All right, see you in the entrance hall at eight!

That was Harry Potter. I can't believe he asked me to Slughorn's party! As friends! Even though I'd rather not go as friends, it's still so nice of him! I know he fancies Ginny, though. She's so nice. She never makes fun of me, and she can usually help me find where my things have disappeared to. Like just last week she told me someone hung my dirigible plum earrings were on one of Hagrid's giant Christmas Trees.

So, anyway, he actually asked me to go to the party with him! He doesn't know it, but I like him as well. He's just so nice, and kind. It doesn't hurt that he grew a lot over the summer. He was so brave at the Department of Mysteries. Even when we found out Sirius wasn't there, he kept looking, to see what was wrong.
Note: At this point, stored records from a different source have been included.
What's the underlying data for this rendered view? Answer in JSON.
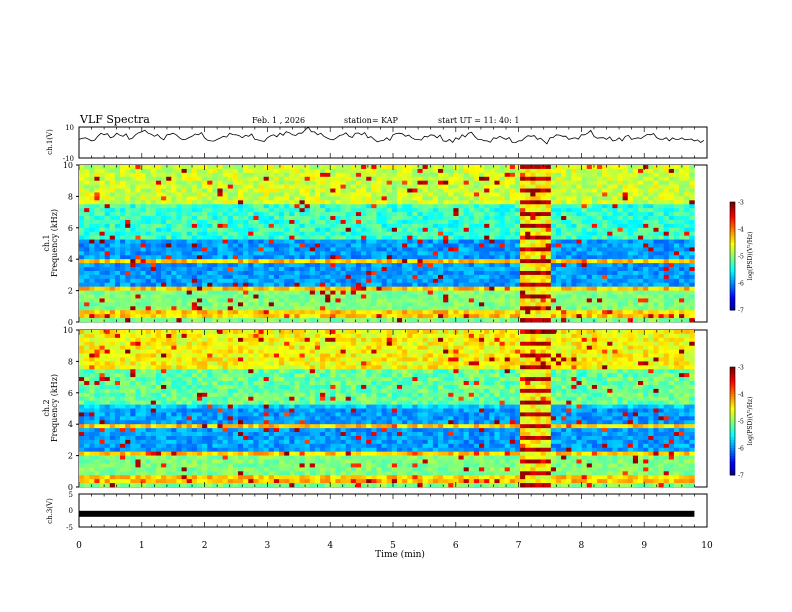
{
  "header": {
    "title": "VLF Spectra",
    "date": "Feb. 1 , 2026",
    "station": "station= KAP",
    "start_ut": "start  UT =   11: 40: 1"
  },
  "chart_data": [
    {
      "type": "line",
      "name": "ch1-waveform",
      "ylabel": "ch.1(V)",
      "ylim": [
        -10,
        10
      ],
      "yticks": [
        "10",
        "-10"
      ],
      "xlim": [
        0,
        9.8
      ],
      "x_step_min": 0.1,
      "values": [
        2,
        3,
        1,
        4,
        5,
        3,
        6,
        4,
        2,
        5,
        7,
        6,
        4,
        3,
        5,
        6,
        3,
        2,
        4,
        5,
        3,
        1,
        2,
        4,
        6,
        5,
        3,
        4,
        2,
        1,
        3,
        5,
        6,
        7,
        5,
        6,
        8,
        7,
        5,
        4,
        2,
        3,
        5,
        4,
        6,
        5,
        3,
        2,
        1,
        3,
        5,
        6,
        4,
        3,
        2,
        4,
        5,
        3,
        1,
        2,
        3,
        5,
        6,
        4,
        2,
        1,
        3,
        4,
        2,
        0,
        1,
        3,
        4,
        2,
        1,
        3,
        5,
        4,
        2,
        3,
        5,
        6,
        4,
        3,
        2,
        1,
        3,
        4,
        2,
        3,
        4,
        5,
        3,
        2,
        1,
        2,
        3,
        2,
        1,
        0
      ]
    },
    {
      "type": "heatmap",
      "name": "ch1-spectrogram",
      "ylabel": "ch.1\nFrequency (kHz)",
      "ylim": [
        0,
        10
      ],
      "yticks": [
        "0",
        "2",
        "4",
        "6",
        "8",
        "10"
      ],
      "xlim": [
        0,
        9.8
      ],
      "colorbar": {
        "label": "log(PSD)(V²/Hz)",
        "range": [
          -7,
          -3
        ],
        "ticks": [
          "-3",
          "-4",
          "-5",
          "-6",
          "-7"
        ]
      }
    },
    {
      "type": "heatmap",
      "name": "ch2-spectrogram",
      "ylabel": "ch.2\nFrequency (kHz)",
      "ylim": [
        0,
        10
      ],
      "yticks": [
        "0",
        "2",
        "4",
        "6",
        "8",
        "10"
      ],
      "xlim": [
        0,
        9.8
      ],
      "colorbar": {
        "label": "log(PSD)(V²/Hz)",
        "range": [
          -7,
          -3
        ],
        "ticks": [
          "-3",
          "-4",
          "-5",
          "-6",
          "-7"
        ]
      }
    },
    {
      "type": "line",
      "name": "ch3-waveform",
      "ylabel": "ch.3(V)",
      "ylim": [
        -5,
        5
      ],
      "yticks": [
        "5",
        "0",
        "-5"
      ],
      "xlim": [
        0,
        9.8
      ],
      "values": [
        -1,
        -1
      ]
    }
  ],
  "x_axis": {
    "label": "Time  (min)",
    "range": [
      0,
      10
    ],
    "ticks": [
      "0",
      "1",
      "2",
      "3",
      "4",
      "5",
      "6",
      "7",
      "8",
      "9",
      "10"
    ]
  }
}
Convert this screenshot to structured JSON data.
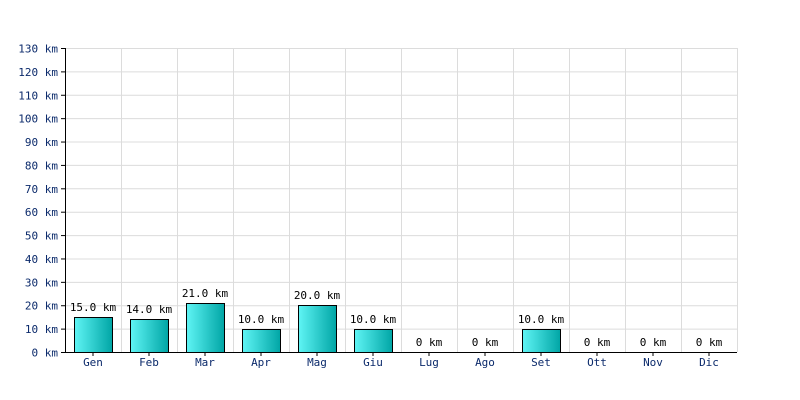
{
  "chart_data": {
    "type": "bar",
    "categories": [
      "Gen",
      "Feb",
      "Mar",
      "Apr",
      "Mag",
      "Giu",
      "Lug",
      "Ago",
      "Set",
      "Ott",
      "Nov",
      "Dic"
    ],
    "values": [
      15.0,
      14.0,
      21.0,
      10.0,
      20.0,
      10.0,
      0,
      0,
      10.0,
      0,
      0,
      0
    ],
    "value_labels": [
      "15.0 km",
      "14.0 km",
      "21.0 km",
      "10.0 km",
      "20.0 km",
      "10.0 km",
      "0 km",
      "0 km",
      "10.0 km",
      "0 km",
      "0 km",
      "0 km"
    ],
    "unit": "km",
    "y_ticks": [
      0,
      10,
      20,
      30,
      40,
      50,
      60,
      70,
      80,
      90,
      100,
      110,
      120,
      130
    ],
    "y_tick_labels": [
      "0 km",
      "10 km",
      "20 km",
      "30 km",
      "40 km",
      "50 km",
      "60 km",
      "70 km",
      "80 km",
      "90 km",
      "100 km",
      "110 km",
      "120 km",
      "130 km"
    ],
    "ylim": [
      0,
      130
    ],
    "grid": true,
    "legend": "none",
    "title": "",
    "xlabel": "",
    "ylabel": ""
  },
  "colors": {
    "bar_light": "#5ff5f5",
    "bar_dark": "#00a5a5",
    "bar_stroke": "#000000",
    "grid": "#dcdcdc",
    "axis": "#000000",
    "tick_text": "#0b2a6b"
  }
}
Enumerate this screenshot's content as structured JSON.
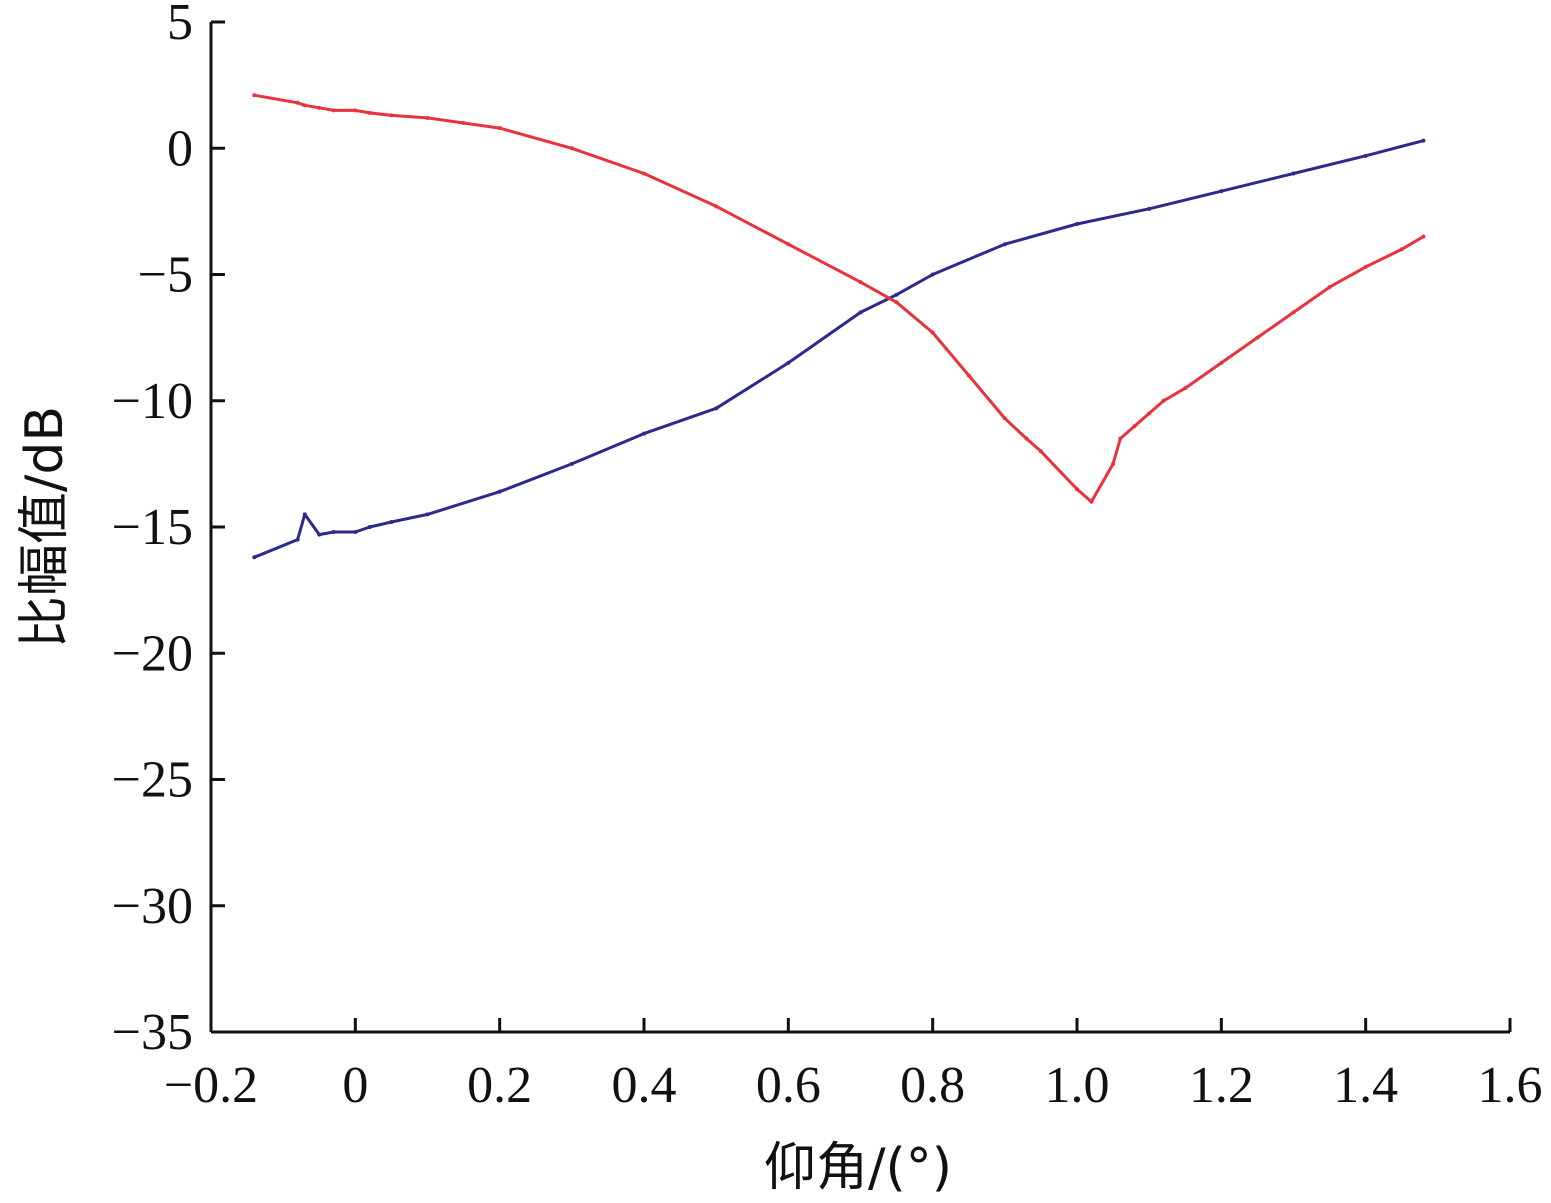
{
  "chart_data": {
    "type": "line",
    "title": "",
    "xlabel": "仰角/(°)",
    "ylabel": "比幅值/dB",
    "xlim": [
      -0.2,
      1.6
    ],
    "ylim": [
      -35,
      5
    ],
    "x_ticks": [
      -0.2,
      0,
      0.2,
      0.4,
      0.6,
      0.8,
      1.0,
      1.2,
      1.4,
      1.6
    ],
    "x_tick_labels": [
      "−0.2",
      "0",
      "0.2",
      "0.4",
      "0.6",
      "0.8",
      "1.0",
      "1.2",
      "1.4",
      "1.6"
    ],
    "y_ticks": [
      5,
      0,
      -5,
      -10,
      -15,
      -20,
      -25,
      -30,
      -35
    ],
    "y_tick_labels": [
      "5",
      "0",
      "−5",
      "−10",
      "−15",
      "−20",
      "−25",
      "−30",
      "−35"
    ],
    "grid": false,
    "legend": "none",
    "series": [
      {
        "color": "#2e2a8c",
        "x": [
          -0.14,
          -0.08,
          -0.07,
          -0.05,
          -0.03,
          0.0,
          0.02,
          0.05,
          0.1,
          0.2,
          0.3,
          0.4,
          0.5,
          0.6,
          0.7,
          0.75,
          0.8,
          0.9,
          1.0,
          1.1,
          1.2,
          1.3,
          1.4,
          1.48
        ],
        "y": [
          -16.2,
          -15.5,
          -14.5,
          -15.3,
          -15.2,
          -15.2,
          -15.0,
          -14.8,
          -14.5,
          -13.6,
          -12.5,
          -11.3,
          -10.3,
          -8.5,
          -6.5,
          -5.8,
          -5.0,
          -3.8,
          -3.0,
          -2.4,
          -1.7,
          -1.0,
          -0.3,
          0.3
        ]
      },
      {
        "color": "#e8333c",
        "x": [
          -0.14,
          -0.08,
          -0.07,
          -0.05,
          -0.03,
          0.0,
          0.02,
          0.05,
          0.1,
          0.15,
          0.2,
          0.3,
          0.4,
          0.5,
          0.6,
          0.7,
          0.75,
          0.8,
          0.85,
          0.9,
          0.93,
          0.95,
          1.0,
          1.02,
          1.05,
          1.06,
          1.08,
          1.1,
          1.12,
          1.15,
          1.2,
          1.25,
          1.3,
          1.35,
          1.4,
          1.45,
          1.48
        ],
        "y": [
          2.1,
          1.8,
          1.7,
          1.6,
          1.5,
          1.5,
          1.4,
          1.3,
          1.2,
          1.0,
          0.8,
          0.0,
          -1.0,
          -2.3,
          -3.8,
          -5.3,
          -6.1,
          -7.3,
          -9.0,
          -10.7,
          -11.5,
          -12.0,
          -13.5,
          -14.0,
          -12.5,
          -11.5,
          -11.0,
          -10.5,
          -10.0,
          -9.5,
          -8.5,
          -7.5,
          -6.5,
          -5.5,
          -4.7,
          -4.0,
          -3.5
        ]
      }
    ]
  }
}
I understand how he feels sometimes, like he's all alone, and it's all up to him. After my Mum died, I was quite sad, all the time. I don't feel so sad all the time. I've got Dad. But he's got no one. So many people put their faith in him. He needs to learn that we will always be standing by him. Honestly, he can be a bit bigheaded sometimes. But I have to love him anyway. Oh my god! Did I really just say that? You can't tell anyone.

I know how he feels about Ginny. I can see it in the way he looks at her. I can see why too. She's quite kind, and really very beautiful. I'm just "Loony Lovegood". But I can't help liking Ginny. Even though they are all a bit close-minded, they are my friends. But really, Neville Longbottom didn't even seem to be listening the other day when I told him how Daddy had new evidence on why there are crumple horned snorkcacks.

I know Ginny, Harry, and Hermione really try. That's so like Harry. Always being kind and thoughtful about the way other people feel. They are all my friends. At least they act like it to me. I've never been able to tell if they really liked me. That's why I loved the DA. It was like having friends. I know Ginny really likes me, but I never could be sure about the others. Sometimes I'm their friend, and other times I find I've been left out. I hope they know it hurts me. I really don't have any friends but for them. So it would be so much easier if they could just tell me.

Do you know how that feels? To not know if you truly have friends? But I know you'll never tell what I've said. I trust you completely. People always badger me, saying I'm crazy, trying to get me to change who I am. I'm happy with who I am. It is bothersome though. I can't tell anyone, not even Ginny, about my feelings for Harry. Since I'm so different, they would expect me to like someone like me. I don't though. Can you imagine how they'd ridicule me then. I wouldn't mind, but I'd feel sorry for Harry.

Even though I really like Harry, I know how he feels about Ginny. He truly loves her. She's still crazy about him, even though she goes out with other guys. Boys come and go, but "girlfriends" are forever. Even if Harry asked me out for real, I wouldn't, couldn't say yes. I could never do that to Ginny.